Four Week Upgrade Challenge: Mind & Soul

I’ve decided to put the mind and soul explanation together because in general these goals are a lot less complex from the body section. When it comes to upgrading my mind I have two ways I’d like to expand my knowledge. I want to do a better job of keeping up with global news, and no I’m not talking about becoming a member of the Royal Baby Watch journalism team. My goals are to educate myself more on current affairs and to challenge my beliefs by reading books or watching documentaries which push the status quo.

Upgrade Mind Challenge – this section involves three different categories which relate to mind: Current Affairs, Books & Documentaries
Week 1: Read 1-2 news articles on any topics relating to current affairs, watch 1-2 documentaries relating to a new topic or one I have less knowledge about.
Week 2: Read 2-3 news articles on any topics relating to current affairs, watch 2-3 documentaries relating to a new topic or one I have less knowledge about.
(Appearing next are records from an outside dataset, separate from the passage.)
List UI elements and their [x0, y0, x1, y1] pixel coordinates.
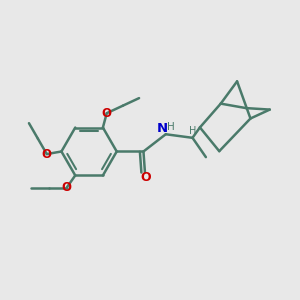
- Text: O: O: [62, 181, 72, 194]
- Text: H: H: [167, 122, 174, 132]
- Text: O: O: [140, 171, 151, 184]
- Text: N: N: [157, 122, 168, 135]
- Text: O: O: [102, 107, 112, 120]
- Text: H: H: [189, 126, 197, 136]
- Text: O: O: [42, 148, 52, 160]
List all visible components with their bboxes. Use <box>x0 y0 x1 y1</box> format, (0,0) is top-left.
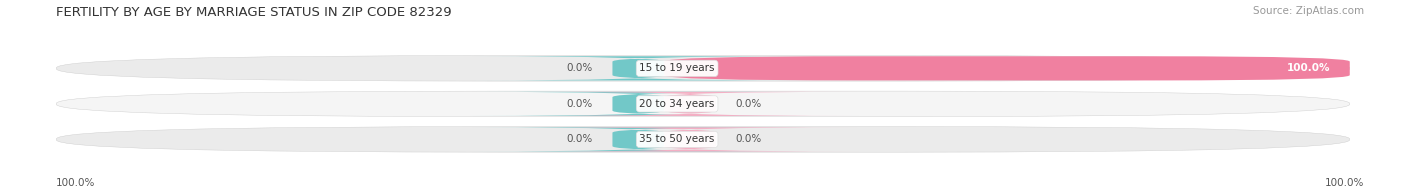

Week 3: Read 3-4 news articles on any topics relating to current affairs, watch 3-4 documentaries relating to a new topic or one I have less knowledge about.
Week 4: Read 4-5 news articles on any topics relating to current affairs, watch 4-5 documentaries relating to a new topic or one I have less knowledge about.
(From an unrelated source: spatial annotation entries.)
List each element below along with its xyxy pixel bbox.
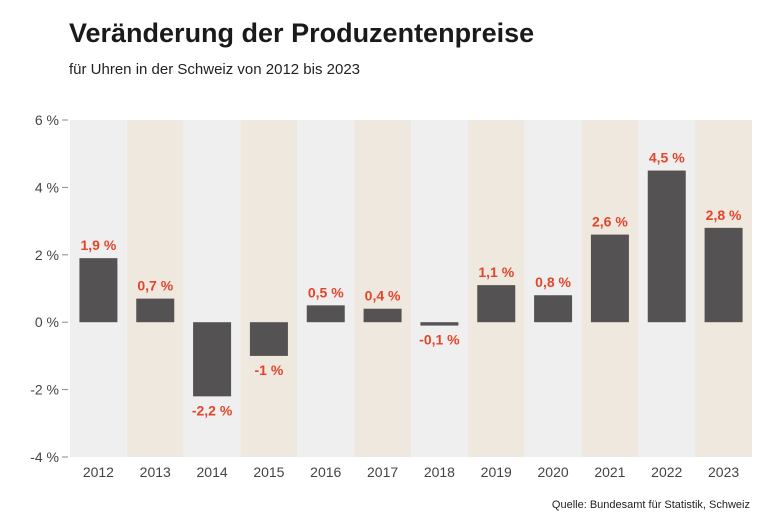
x-tick-2018: 2018: [424, 464, 455, 480]
y-tick-label: 0 %: [35, 314, 59, 330]
bar-2015: [249, 322, 288, 356]
x-tick-2013: 2013: [140, 464, 171, 480]
data-label-2023: 2,8 %: [706, 207, 742, 223]
x-tick-2020: 2020: [538, 464, 569, 480]
x-tick-2012: 2012: [83, 464, 114, 480]
y-axis: 6 % 4 % 2 % 0 % -2 % -4 %: [30, 112, 68, 465]
x-axis: 2012 2013 2014 2015 2016 2017 2018 2019 2020 2021…: [83, 464, 740, 480]
y-tick-label: 2 %: [35, 247, 59, 263]
bar-2017: [363, 308, 402, 323]
data-label-2013: 0,7 %: [137, 278, 173, 294]
bar-2022: [647, 170, 686, 323]
x-tick-2015: 2015: [253, 464, 284, 480]
data-label-2017: 0,4 %: [365, 288, 401, 304]
x-tick-2023: 2023: [708, 464, 739, 480]
data-labels: 1,9 % 0,7 % -2,2 % -1 % 0,5 % 0,4 % -0,1 % 1,1 …: [81, 150, 743, 419]
bar-2021: [590, 234, 629, 323]
column-band-2015: [240, 120, 298, 457]
bar-2014: [193, 322, 232, 397]
bar-2019: [477, 285, 516, 323]
column-band-2016: [297, 120, 355, 457]
column-band-2017: [354, 120, 411, 457]
data-label-2020: 0,8 %: [535, 274, 571, 290]
bar-2016: [306, 305, 345, 323]
data-label-2021: 2,6 %: [592, 214, 628, 230]
x-tick-2016: 2016: [310, 464, 341, 480]
data-label-2019: 1,1 %: [478, 264, 514, 280]
data-label-2016: 0,5 %: [308, 284, 344, 300]
column-band-2020: [524, 120, 582, 457]
bar-2012: [79, 258, 118, 323]
data-label-2012: 1,9 %: [81, 237, 117, 253]
bars: [79, 170, 743, 397]
bar-2023: [704, 227, 743, 323]
x-tick-2021: 2021: [594, 464, 625, 480]
x-tick-2014: 2014: [197, 464, 228, 480]
data-label-2018: -0,1 %: [419, 332, 460, 348]
x-tick-2022: 2022: [651, 464, 682, 480]
data-label-2014: -2,2 %: [192, 402, 233, 418]
y-tick-label: -4 %: [30, 449, 59, 465]
bar-2013: [136, 298, 175, 323]
y-tick-label: 4 %: [35, 179, 59, 195]
column-band-2018: [411, 120, 468, 457]
y-tick-label: -2 %: [30, 382, 59, 398]
chart-subtitle: für Uhren in der Schweiz von 2012 bis 20…: [69, 61, 361, 78]
x-tick-2019: 2019: [481, 464, 512, 480]
x-tick-2017: 2017: [367, 464, 398, 480]
data-label-2015: -1 %: [255, 362, 284, 378]
bar-2018: [420, 322, 459, 326]
chart-title: Veränderung der Produzentenpreise: [69, 18, 535, 48]
data-label-2022: 4,5 %: [649, 150, 685, 166]
y-tick-label: 6 %: [35, 112, 59, 128]
source-note: Quelle: Bundesamt für Statistik, Schweiz: [551, 499, 750, 511]
column-band-2014: [183, 120, 241, 457]
bar-2020: [534, 295, 573, 323]
column-band-2013: [126, 120, 184, 457]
I think journaling and giving of your time or things are really good for your soul. In this part of the challenge I want to take the time to tell people how important they are to me and find ways to try to give to others because I know I am so richly blessed. I was inspired to be intentional about donating things when reading the book 7: An Experimental Mutiny Against Excess by Jen Hatmaker.
Upgrade Soul Challenge – this section involves two different categories which relate to soul: doing for self and doing for others
Week 1: Journal for 3-4 days, write 1-2 thank you notes, go through my cabinets for items to donate.
Week 2: Journal for 4-5 days, write 2-3 thank you notes, go through my closet for items to donate.
Week 3: Journal 5-6 days, write 3-4 thank you notes, find an event to volunteer for and go through my drawers and bookshelf for items to donate.
Week 4: Journal 6-7 days, write 4-5 thank you notes, find an event to volunteer for and go through storage for items to donate.
Have you ever taken on the challenge to write thank you notes or volunteer more? Any tips for how I should go about finding a need in my community? I’d love to hear your thoughts!